Table of Contents Author Guidelines Submit a Manuscript
Journal of Lipids
Volume 2011 (2011), Article ID 101242, 9 pages
http://dx.doi.org/10.1155/2011/101242
Research Article

Mechanism of Resistance to Dietary Cholesterol

1Department of Pathology, McGowan Institute for Regenerative Medicine, University of Pittsburgh, Pittsburgh, PA 15219, USA
2Department of Molecular Medicine, College of Medicine, University of South Florida, Tampa, FL 33612, USA

Received 25 May 2011; Revised 27 July 2011; Accepted 28 July 2011

Academic Editor: Akihiro Inazu

Copyright © 2011 Lindsey R. Boone et al. This is an open access article distributed under the Creative Commons Attribution License, which permits unrestricted use, distribution, and reproduction in any medium, provided the original work is properly cited.

Abstract

Background.
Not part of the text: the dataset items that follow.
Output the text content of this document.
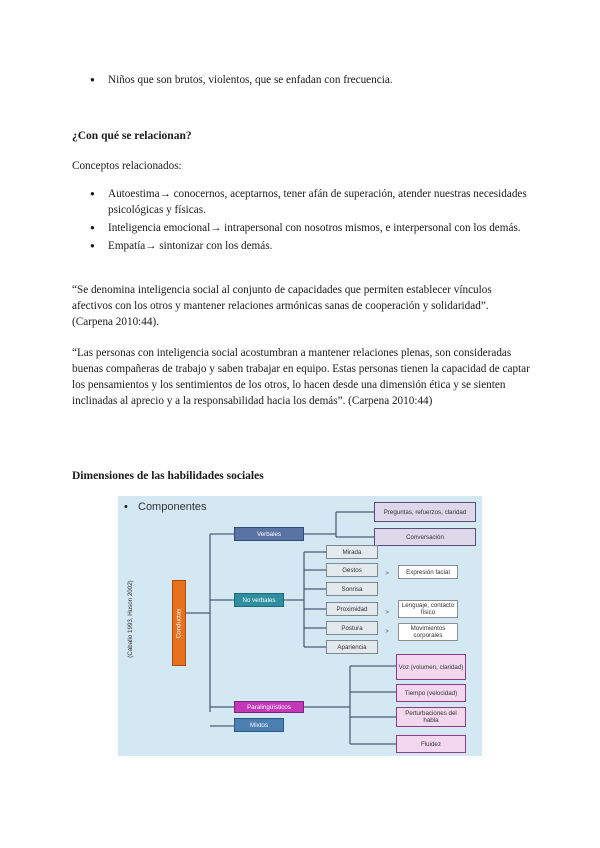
● Niños que son brutos, violentos, que se enfadan con frecuencia.
¿Con qué se relacionan?
Conceptos relacionados:
● Autoestima→ conocernos, aceptarnos, tener afán de superación, atender nuestras necesidades psicológicas y físicas.
● Inteligencia emocional→ intrapersonal con nosotros mismos, e interpersonal con los demás.
● Empatía→ sintonizar con los demás.
“Se denomina inteligencia social al conjunto de capacidades que permiten establecer vínculos afectivos con los otros y mantener relaciones armónicas sanas de cooperación y solidaridad”. (Carpena 2010:44).
“Las personas con inteligencia social acostumbran a mantener relaciones plenas, son consideradas buenas compañeras de trabajo y saben trabajar en equipo. Estas personas tienen la capacidad de captar los pensamientos y los sentimientos de los otros, lo hacen desde una dimensión ética y se sienten inclinadas al aprecio y a la responsabilidad hacia los demás”. (Carpena 2010:44)
Dimensiones de las habilidades sociales
• Componentes
(Caballo 1993, Huson 2002)	Conductas
Verbales
Preguntas, refuerzos, claridad
Conversación
No verbales
Mirada
Gestos
Sonrisa
Proximidad
Postura
Apariencia
>
>
>
Expresión facial
Lenguaje, contacto físico
Movimientos corporales
Paralingüísticos
Voz (volumen, claridad)
Tiempo (velocidad)
Perturbaciones del habla
Fluidez
Mixtos
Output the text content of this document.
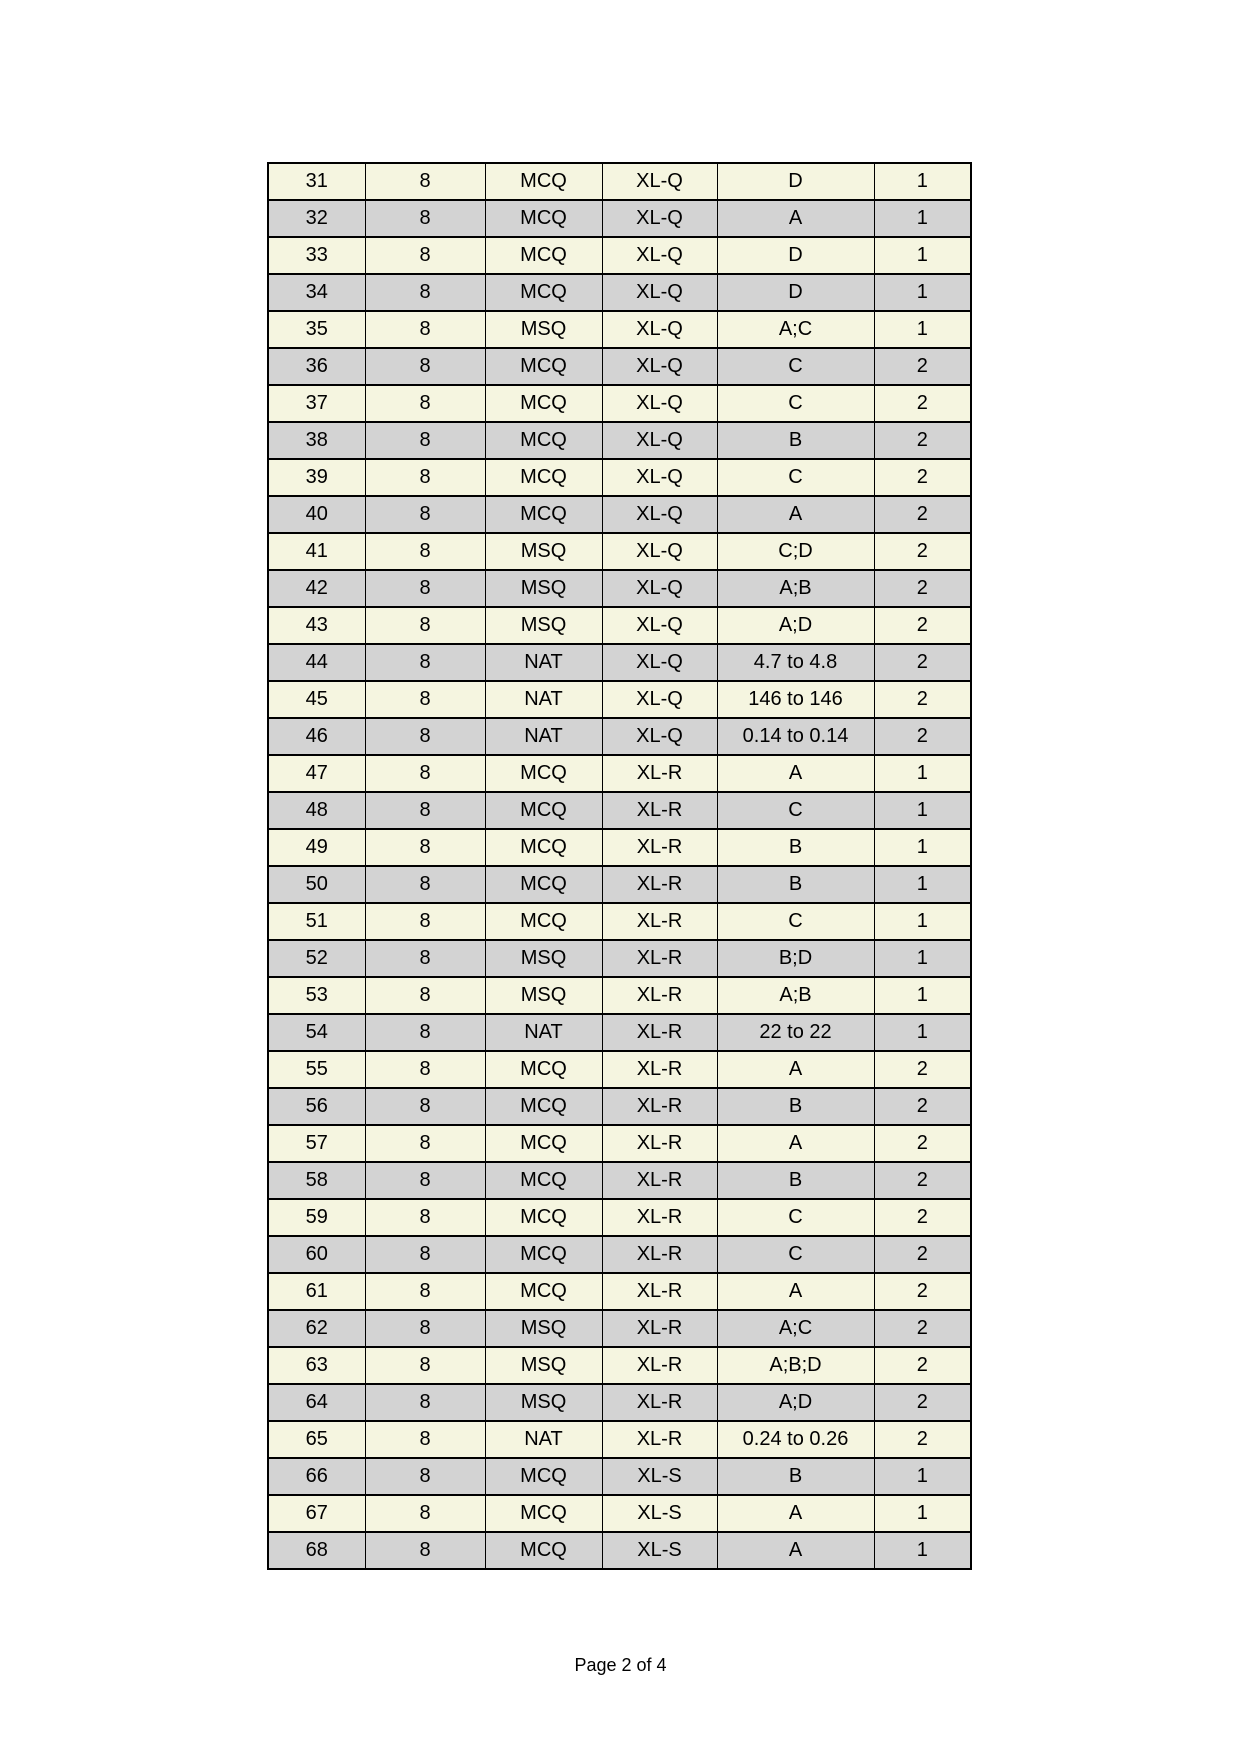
31	8	MCQ	XL-Q	D	1
32	8	MCQ	XL-Q	A	1
33	8	MCQ	XL-Q	D	1
34	8	MCQ	XL-Q	D	1
35	8	MSQ	XL-Q	A;C	1
36	8	MCQ	XL-Q	C	2
37	8	MCQ	XL-Q	C	2
38	8	MCQ	XL-Q	B	2
39	8	MCQ	XL-Q	C	2
40	8	MCQ	XL-Q	A	2
41	8	MSQ	XL-Q	C;D	2
42	8	MSQ	XL-Q	A;B	2
43	8	MSQ	XL-Q	A;D	2
44	8	NAT	XL-Q	4.7 to 4.8	2
45	8	NAT	XL-Q	146 to 146	2
46	8	NAT	XL-Q	0.14 to 0.14	2
47	8	MCQ	XL-R	A	1
48	8	MCQ	XL-R	C	1
49	8	MCQ	XL-R	B	1
50	8	MCQ	XL-R	B	1
51	8	MCQ	XL-R	C	1
52	8	MSQ	XL-R	B;D	1
53	8	MSQ	XL-R	A;B	1
54	8	NAT	XL-R	22 to 22	1
55	8	MCQ	XL-R	A	2
56	8	MCQ	XL-R	B	2
57	8	MCQ	XL-R	A	2
58	8	MCQ	XL-R	B	2
59	8	MCQ	XL-R	C	2
60	8	MCQ	XL-R	C	2
61	8	MCQ	XL-R	A	2
62	8	MSQ	XL-R	A;C	2
63	8	MSQ	XL-R	A;B;D	2
64	8	MSQ	XL-R	A;D	2
65	8	NAT	XL-R	0.24 to 0.26	2
66	8	MCQ	XL-S	B	1
67	8	MCQ	XL-S	A	1
68	8	MCQ	XL-S	A	1
Page 2 of 4
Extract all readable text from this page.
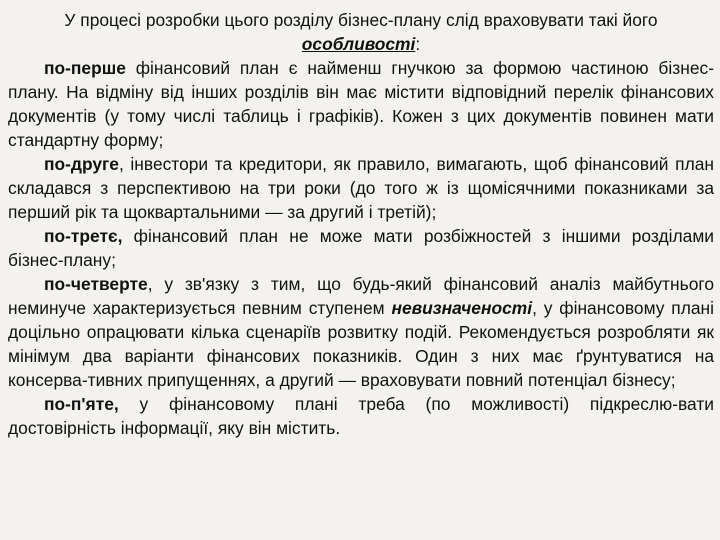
У процесі розробки цього розділу бізнес-плану слід враховувати такі його особливості:

по-перше фінансовий план є найменш гнучкою за формою частиною бізнес-плану. На відміну від інших розділів він має містити відповідний перелік фінансових документів (у тому числі таблиць і графіків). Кожен з цих документів повинен мати стандартну форму;

по-друге, інвестори та кредитори, як правило, вимагають, щоб фінансовий план складався з перспективою на три роки (до того ж із щомісячними показниками за перший рік та щоквартальними — за другий і третій);

по-третє, фінансовий план не може мати розбіжностей з іншими розділами бізнес-плану;

по-четверте, у зв'язку з тим, що будь-який фінансовий аналіз майбутнього неминуче характеризується певним ступенем невизначеності, у фінансовому плані доцільно опрацювати кілька сценаріїв розвитку подій. Рекомендується розробляти як мінімум два варіанти фінансових показників. Один з них має ґрунтуватися на консерва-тивних припущеннях, а другий — враховувати повний потенціал бізнесу;

по-п'яте, у фінансовому плані треба (по можливості) підкреслю-вати достовірність інформації, яку він містить.
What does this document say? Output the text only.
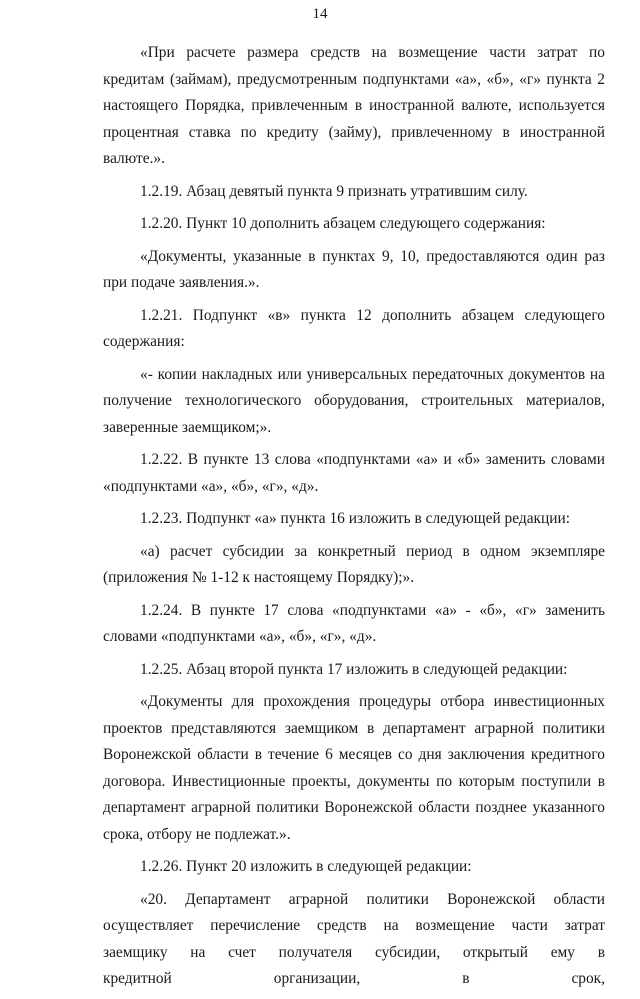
14

«При расчете размера средств на возмещение части затрат по кредитам (займам), предусмотренным подпунктами «а», «б», «г» пункта 2 настоящего Порядка, привлеченным в иностранной валюте, используется процентная ставка по кредиту (займу), привлеченному в иностранной валюте.».

1.2.19. Абзац девятый пункта 9 признать утратившим силу.

1.2.20. Пункт 10 дополнить абзацем следующего содержания:

«Документы, указанные в пунктах 9, 10, предоставляются один раз при подаче заявления.».

1.2.21. Подпункт «в» пункта 12 дополнить абзацем следующего содержания:

«- копии накладных или универсальных передаточных документов на получение технологического оборудования, строительных материалов, заверенные заемщиком;».

1.2.22. В пункте 13 слова «подпунктами «а» и «б» заменить словами «подпунктами «а», «б», «г», «д».

1.2.23. Подпункт «а» пункта 16 изложить в следующей редакции:

«а) расчет субсидии за конкретный период в одном экземпляре (приложения № 1-12 к настоящему Порядку);».

1.2.24. В пункте 17 слова «подпунктами «а» - «б», «г» заменить словами «подпунктами «а», «б», «г», «д».

1.2.25. Абзац второй пункта 17 изложить в следующей редакции:

«Документы для прохождения процедуры отбора инвестиционных проектов представляются заемщиком в департамент аграрной политики Воронежской области в течение 6 месяцев со дня заключения кредитного договора. Инвестиционные проекты, документы по которым поступили в департамент аграрной политики Воронежской области позднее указанного срока, отбору не подлежат.».

1.2.26. Пункт 20 изложить в следующей редакции:

«20. Департамент аграрной политики Воронежской области осуществляет перечисление средств на возмещение части затрат заемщику на счет получателя субсидии, открытый ему в кредитной организации, в срок,
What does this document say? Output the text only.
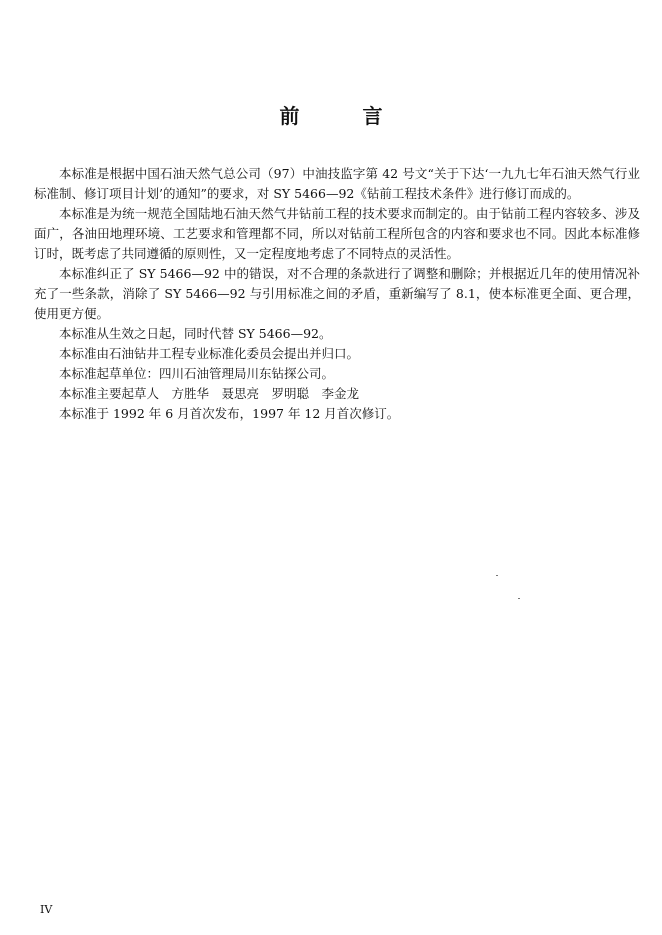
前 言

本标准是根据中国石油天然气总公司（97）中油技监字第 42 号文“关于下达‘一九九七年石油天然气行业标准制、修订项目计划’的通知”的要求，对 SY 5466—92《钻前工程技术条件》进行修订而成的。

本标准是为统一规范全国陆地石油天然气井钻前工程的技术要求而制定的。由于钻前工程内容较多、涉及面广，各油田地理环境、工艺要求和管理都不同，所以对钻前工程所包含的内容和要求也不同。因此本标准修订时，既考虑了共同遵循的原则性，又一定程度地考虑了不同特点的灵活性。

本标准纠正了 SY 5466—92 中的错误，对不合理的条款进行了调整和删除；并根据近几年的使用情况补充了一些条款，消除了 SY 5466—92 与引用标准之间的矛盾，重新编写了 8.1，使本标准更全面、更合理，使用更方便。

本标准从生效之日起，同时代替 SY 5466—92。

本标准由石油钻井工程专业标准化委员会提出并归口。

本标准起草单位：四川石油管理局川东钻探公司。

本标准主要起草人　方胜华　聂思亮　罗明聪　李金龙

本标准于 1992 年 6 月首次发布，1997 年 12 月首次修订。

IV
Alterations in expression of hepatic genes that could contribute to resistance to dietary cholesterol were investigated in Sprague-Dawley rats, which are known to be resistant to the serum cholesterol raising action of dietary cholesterol. Methods. Microarray analysis was used to provide a comprehensive analysis of changes in hepatic gene expression in rats in response to dietary cholesterol. Changes were confirmed by RT-PCR analysis. Western blotting was employed to measure changes in hepatic cholesterol 7α hydroxylase protein. Results. Of the 28,000 genes examined using the Affymetrix rat microarray, relatively few were significantly altered. As expected, decreases were observed for several genes that encode enzymes of the cholesterol biosynthetic pathway. The largest decreases were seen for squalene epoxidase and lanosterol 14α demethylase (CYP 51A1). These changes were confirmed by quantitative RT-PCR. LDL receptor expression was not altered by dietary cholesterol. Critically, the expression of cholesterol 7α hydroxylase, which catalyzes the rate-limiting step in bile acid synthesis, was increased over 4-fold in livers of rats fed diets containing 1% cholesterol. In contrast, mice, which are not resistant to dietary cholesterol, exhibited lower hepatic cholesterol 7α hydroxylase (CYP7A1) protein levels, which were not increased in response to diets containing 2% cholesterol.